Kategori arşivi: Raporlar

GÜBRETAŞ, tarımsal üretimin devamlılığı için çalışmalarını sürdürüyor

(İHA) – 2020 yılında 2 milyon ton üzerinde rekor satışla Türkiye’deki kimyevi gübre tüketiminin üçte birini tek başına karşılayan GÜBRETAŞ, kuruluş misyonu doğrultusunda tarımsal verimliliği artırmaya yönelik ürün ve hizmetlerini artan tempoyla devam ettirdiğini duyurdu. 2021 yılına yeni hedeflerle başlayan şirket, bu dönemde uluslararası gübre piyasasındaki emtia ve hammadde fiyatı artışlarından kaynaklı sektördeki arz ve tedarik sıkıntısını aşmak için önemli rolünü sürdürüyor. Bu kapsamda sektörde fiyat istikrarının sağlanmasını hedefleyen şirket, çiftçilerin ihtiyaç duyduğu gübre taleplerinin karşılanması için üretim ve tedarik alanında tüm imkanlarını seferber ederek operasyonel faaliyetlerini planlanan şekilde aralıksız gerçekleştirdiğini açıkladı.

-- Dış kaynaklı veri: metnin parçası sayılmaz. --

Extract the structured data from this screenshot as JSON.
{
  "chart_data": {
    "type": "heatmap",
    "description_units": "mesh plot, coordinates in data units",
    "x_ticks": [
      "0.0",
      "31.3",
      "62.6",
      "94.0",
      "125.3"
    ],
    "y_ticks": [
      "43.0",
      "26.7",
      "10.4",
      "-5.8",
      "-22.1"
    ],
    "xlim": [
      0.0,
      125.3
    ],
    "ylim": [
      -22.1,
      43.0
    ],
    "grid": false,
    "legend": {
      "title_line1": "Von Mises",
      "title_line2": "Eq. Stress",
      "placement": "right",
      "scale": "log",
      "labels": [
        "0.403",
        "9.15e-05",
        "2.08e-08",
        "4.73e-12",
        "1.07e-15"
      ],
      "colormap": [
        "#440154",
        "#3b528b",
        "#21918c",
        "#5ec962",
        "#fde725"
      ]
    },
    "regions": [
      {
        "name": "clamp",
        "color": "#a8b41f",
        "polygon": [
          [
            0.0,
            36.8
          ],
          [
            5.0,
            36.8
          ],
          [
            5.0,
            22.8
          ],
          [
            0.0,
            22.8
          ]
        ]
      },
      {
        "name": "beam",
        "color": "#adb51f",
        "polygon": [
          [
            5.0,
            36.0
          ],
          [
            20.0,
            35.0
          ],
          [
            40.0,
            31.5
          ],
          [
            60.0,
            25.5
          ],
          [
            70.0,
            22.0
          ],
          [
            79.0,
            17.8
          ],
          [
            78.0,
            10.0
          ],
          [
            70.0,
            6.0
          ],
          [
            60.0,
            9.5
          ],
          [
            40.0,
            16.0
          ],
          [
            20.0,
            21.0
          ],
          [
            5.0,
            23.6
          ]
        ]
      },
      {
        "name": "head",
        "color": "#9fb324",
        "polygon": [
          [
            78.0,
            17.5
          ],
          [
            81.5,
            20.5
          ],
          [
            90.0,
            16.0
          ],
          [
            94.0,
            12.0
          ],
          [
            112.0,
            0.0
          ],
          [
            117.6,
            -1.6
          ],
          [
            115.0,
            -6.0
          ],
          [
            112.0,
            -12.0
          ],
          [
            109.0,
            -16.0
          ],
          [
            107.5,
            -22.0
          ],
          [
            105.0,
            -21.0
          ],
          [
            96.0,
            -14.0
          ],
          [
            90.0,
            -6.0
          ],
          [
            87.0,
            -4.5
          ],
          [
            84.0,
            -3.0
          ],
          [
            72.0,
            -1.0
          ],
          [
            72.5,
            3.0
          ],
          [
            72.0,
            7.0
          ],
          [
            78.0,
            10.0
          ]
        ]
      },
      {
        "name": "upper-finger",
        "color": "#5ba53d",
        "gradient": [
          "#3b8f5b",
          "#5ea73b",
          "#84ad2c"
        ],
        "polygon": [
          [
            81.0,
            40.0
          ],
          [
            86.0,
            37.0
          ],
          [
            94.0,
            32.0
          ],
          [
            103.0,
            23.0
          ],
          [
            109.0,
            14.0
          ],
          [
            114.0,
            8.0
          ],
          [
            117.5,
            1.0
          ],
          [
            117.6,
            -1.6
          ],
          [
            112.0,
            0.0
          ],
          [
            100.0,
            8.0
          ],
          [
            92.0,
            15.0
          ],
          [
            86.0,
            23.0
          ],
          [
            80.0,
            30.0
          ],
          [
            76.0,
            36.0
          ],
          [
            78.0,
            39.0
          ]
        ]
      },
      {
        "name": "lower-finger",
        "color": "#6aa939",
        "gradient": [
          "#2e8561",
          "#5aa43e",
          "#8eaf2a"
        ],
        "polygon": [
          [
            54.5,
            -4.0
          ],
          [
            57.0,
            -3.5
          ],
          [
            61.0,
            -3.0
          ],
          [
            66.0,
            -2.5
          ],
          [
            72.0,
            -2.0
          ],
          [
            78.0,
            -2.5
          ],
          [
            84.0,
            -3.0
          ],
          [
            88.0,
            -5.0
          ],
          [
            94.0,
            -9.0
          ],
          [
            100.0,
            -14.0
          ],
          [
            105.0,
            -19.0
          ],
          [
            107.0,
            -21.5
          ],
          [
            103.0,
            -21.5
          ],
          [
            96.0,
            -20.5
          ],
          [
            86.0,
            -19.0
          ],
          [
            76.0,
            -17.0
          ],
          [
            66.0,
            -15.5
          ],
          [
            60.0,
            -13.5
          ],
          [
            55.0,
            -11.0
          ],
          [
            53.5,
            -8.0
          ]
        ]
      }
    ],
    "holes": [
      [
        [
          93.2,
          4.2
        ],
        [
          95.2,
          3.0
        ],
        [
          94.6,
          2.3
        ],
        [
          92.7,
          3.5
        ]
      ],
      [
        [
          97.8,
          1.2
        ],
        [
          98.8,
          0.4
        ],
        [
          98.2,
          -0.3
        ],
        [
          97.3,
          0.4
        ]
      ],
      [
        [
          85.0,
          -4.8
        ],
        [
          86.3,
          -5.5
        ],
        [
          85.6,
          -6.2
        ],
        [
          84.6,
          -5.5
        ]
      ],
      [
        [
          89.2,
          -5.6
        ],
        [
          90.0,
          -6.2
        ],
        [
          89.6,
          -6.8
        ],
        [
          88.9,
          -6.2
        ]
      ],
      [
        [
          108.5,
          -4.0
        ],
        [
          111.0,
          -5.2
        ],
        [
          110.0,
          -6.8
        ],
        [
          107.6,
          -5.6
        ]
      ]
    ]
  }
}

Şirketin öncelikli misyonunun tarımsal üretimde verimlilik ve sürdürülebilirliği sağlamak olduğuna dikkat çeken GÜBRETAŞ Genel Müdürü İbrahim Yumaklı, sektördeki güncel gelişmeler hakkında bazı değerlendirmelerde bulundu.

Son 5 yıllık ortalamaya bakıldığında ülkemizde yılda 6 milyon ton civarında gübre tüketimi gerçekleştiğini belirten Genel Müdür Yumaklı, “Kimyevi gübre sektöründe üç temel hammadde var; azot, potasyum ve fosfat… Ne yazık ki sektörle ilgili bu temel yeraltı kaynakları ülkemizde bulunmadığı için büyük oranda yurtdışından ithalat yoluyla karşılanmaktadır. Türkiye olarak dünyadaki gübre tüketiminde sadece yüzde 1,5 paya sahip olduğumuz ve bu gübrelerin hammadde ihtiyacının da yaklaşık yüzde 90’ını yurtdışından karşıladığımız göz önüne alındığında, sektörün uluslararası piyasalardaki arz ve fiyatlara göre şekillendiği görülür. Üstelik yurtdışından döviz ile ithal ettiğimiz bu ürünleri, iç piyasada TL olarak üreticiye ulaştırmak da hammadde fiyatlarındaki dalgalanmanın yanı sıra döviz kurlarıyla ilgili finansal riskler getirebilmektedir” dedi.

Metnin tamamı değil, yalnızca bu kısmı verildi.